It made me think of Shakespeare (writer of plays for the Elizabethan stage). While he lacks a brazen enthusiast on the order of Tim McCarver, he does have his share of defenders. One of them, in hyperbolic frenzy, could feasibly insist that he, too, is "a man who has never received criticism of any kind."
This came up over at the Common Errors in English Usage Daily Entry blog a couple of weeks ago. The entry was specifically about the expression "between you and me" vs. "between you and I," with a preference for the former in standard usage. A commenter protested—rightly, perhaps—the softness of the recommendation:
Are you really saying that "between you and I" is vaguely acceptable? Does that mean that "They gave a gift to I" is also vaguely acceptable? However will we teach anyone the rules of grammar if we allow the inclusion of another person to permit "I" as an objective case pronoun?I followed up with a comment to the effect that while English grammar requires the objective case, me, when following a preposition, in English usage there are plenty of well-educated native speakers of English who naturally say "between you and I." In written English the numbers are strongly in favor of "between you and me," but even there someone could play the Shakespeare card, noting that the Bard himself wrote in The Merchant of Venice, "All debts are cleared between you and I."

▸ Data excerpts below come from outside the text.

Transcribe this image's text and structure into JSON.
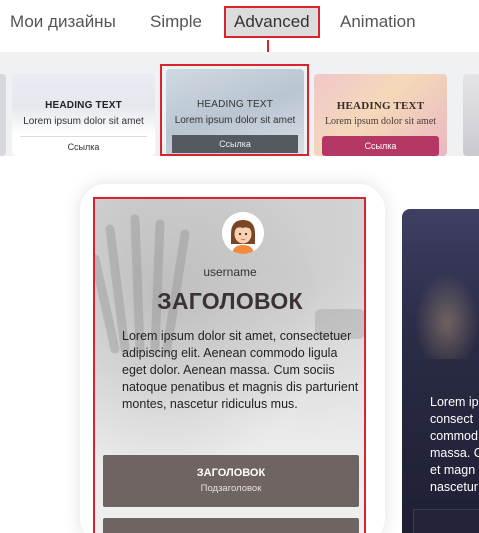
{
  "tabs": [
    {
      "label": "Мои дизайны"
    },
    {
      "label": "Simple"
    },
    {
      "label": "Advanced"
    },
    {
      "label": "Animation"
    }
  ],
  "thumbnails": [
    {
      "heading": "HEADING TEXT",
      "text": "Lorem ipsum dolor sit amet",
      "button": "Ссылка"
    },
    {
      "heading": "HEADING TEXT",
      "text": "Lorem ipsum dolor sit amet",
      "button": "Ссылка"
    },
    {
      "heading": "HEADING TEXT",
      "text": "Lorem ipsum dolor sit amet",
      "button": "Ссылка"
    }
  ],
  "preview": {
    "username": "username",
    "title": "ЗАГОЛОВОК",
    "body": "Lorem ipsum dolor sit amet, consectetuer adipiscing elit. Aenean commodo ligula eget dolor. Aenean massa. Cum sociis natoque penatibus et magnis dis parturient montes, nascetur ridiculus mus.",
    "cta_title": "ЗАГОЛОВОК",
    "cta_subtitle": "Подзаголовок"
  },
  "preview_next": {
    "text_lines": [
      "Lorem ip",
      "consect",
      "commod",
      "massa. C",
      "et magn",
      "nascetur"
    ]
  },
  "colors": {
    "highlight": "#d9232d",
    "cta": "#6e6462",
    "accent_pink": "#b43765"
  }
}
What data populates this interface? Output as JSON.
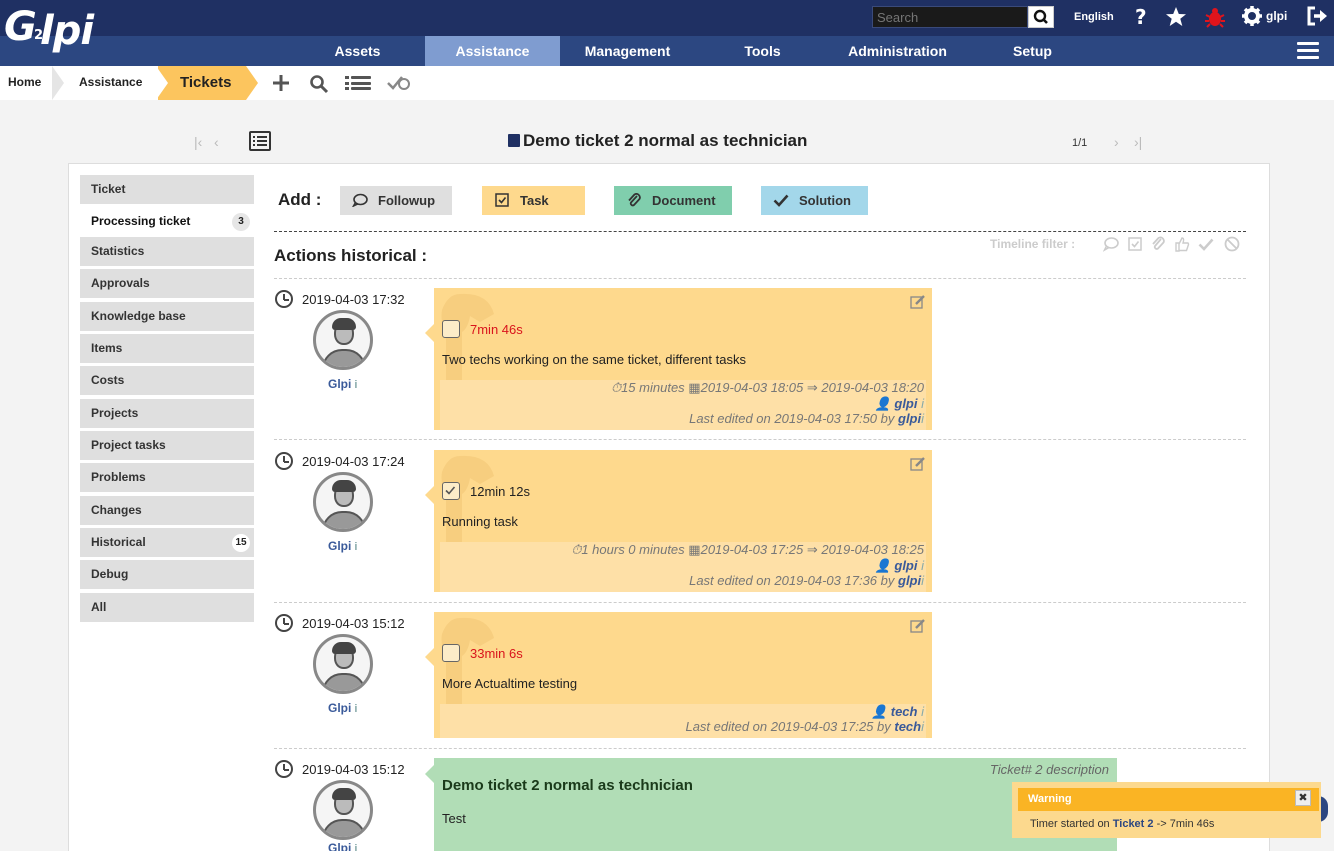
{
  "logo": {
    "letter": "G",
    "rest": "lpi",
    "small": "2"
  },
  "top": {
    "search_placeholder": "Search",
    "language": "English",
    "user": "glpi"
  },
  "menu": [
    "Assets",
    "Assistance",
    "Management",
    "Tools",
    "Administration",
    "Setup"
  ],
  "breadcrumb": {
    "home": "Home",
    "assistance": "Assistance",
    "tickets": "Tickets"
  },
  "page": {
    "title": "Demo ticket 2 normal as technician",
    "pager": "1/1"
  },
  "tabs": [
    {
      "label": "Ticket",
      "badge": ""
    },
    {
      "label": "Processing ticket",
      "badge": "3"
    },
    {
      "label": "Statistics",
      "badge": ""
    },
    {
      "label": "Approvals",
      "badge": ""
    },
    {
      "label": "Knowledge base",
      "badge": ""
    },
    {
      "label": "Items",
      "badge": ""
    },
    {
      "label": "Costs",
      "badge": ""
    },
    {
      "label": "Projects",
      "badge": ""
    },
    {
      "label": "Project tasks",
      "badge": ""
    },
    {
      "label": "Problems",
      "badge": ""
    },
    {
      "label": "Changes",
      "badge": ""
    },
    {
      "label": "Historical",
      "badge": "15"
    },
    {
      "label": "Debug",
      "badge": ""
    },
    {
      "label": "All",
      "badge": ""
    }
  ],
  "add": {
    "label": "Add :",
    "followup": "Followup",
    "task": "Task",
    "document": "Document",
    "solution": "Solution"
  },
  "timeline": {
    "title": "Actions historical :",
    "filter_label": "Timeline filter :",
    "items": [
      {
        "date": "2019-04-03 17:32",
        "author": "Glpi",
        "info": "i",
        "duration": "7min 46s",
        "content": "Two techs working on the same ticket, different tasks",
        "planned": "15 minutes",
        "period": "2019-04-03 18:05 ⇒ 2019-04-03 18:20",
        "user": "glpi",
        "edited": "Last edited on 2019-04-03 17:50 by",
        "editor": "glpi"
      },
      {
        "date": "2019-04-03 17:24",
        "author": "Glpi",
        "info": "i",
        "duration": "12min 12s",
        "content": "Running task",
        "planned": "1 hours 0 minutes",
        "period": "2019-04-03 17:25 ⇒ 2019-04-03 18:25",
        "user": "glpi",
        "edited": "Last edited on 2019-04-03 17:36 by",
        "editor": "glpi"
      },
      {
        "date": "2019-04-03 15:12",
        "author": "Glpi",
        "info": "i",
        "duration": "33min 6s",
        "content": "More Actualtime testing",
        "user": "tech",
        "edited": "Last edited on 2019-04-03 17:25 by",
        "editor": "tech"
      },
      {
        "date": "2019-04-03 15:12",
        "author": "Glpi",
        "info": "i",
        "desc_label": "Ticket# 2 description",
        "desc_title": "Demo ticket 2 normal as technician",
        "desc_content": "Test"
      }
    ]
  },
  "toast": {
    "title": "Warning",
    "close": "✖",
    "msg_prefix": "Timer started on",
    "link": "Ticket 2",
    "msg_suffix": "-> 7min 46s"
  },
  "colors": {
    "topbar": "#1f3063",
    "menubar": "#2c4781",
    "menu_active": "#7f9cd0",
    "task": "#fed98d",
    "followup": "#dfdfdf",
    "document": "#80cead",
    "solution": "#a3d7ea",
    "description": "#b1ddb6",
    "warning": "#fab424"
  }
}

Whether he deserves it or not, Shakespeare gets all kinds of slack when it comes to grammar. It may be that grammar as we know it was not codified in Shakespeare's day, it may be that Shakespeare was very self-aware in his preference for usage over structure, or it may be something else. But there are many instances of Shakespeare engaged in usage that seems quite incorrect to us. The essay linked to above points to expressions like "more fitter" and "most unkindest," plus a seeming lack of nominative and subjective case sense to distinguish "who" from "whom."
This really comes down to the grammar vs. usage dichotomy, which actually is not normally a dichotomy at all. English usage and English grammar are quite often one and the same. But there are times you just have to play it as it lays [an ungrammatical use of the verb "to lie"] and let a feel for proper usage, rather than formal grammar, be your guide. In other words, loudly and proudly announce "It's me!" and not "It is I" when you arrive home from work tonight. Really, really do that, because there really are times good grammar will destroy you.
So by all means, study the structure of grammar, but if you never want to receive any criticism of any kind, you need to understand English usage.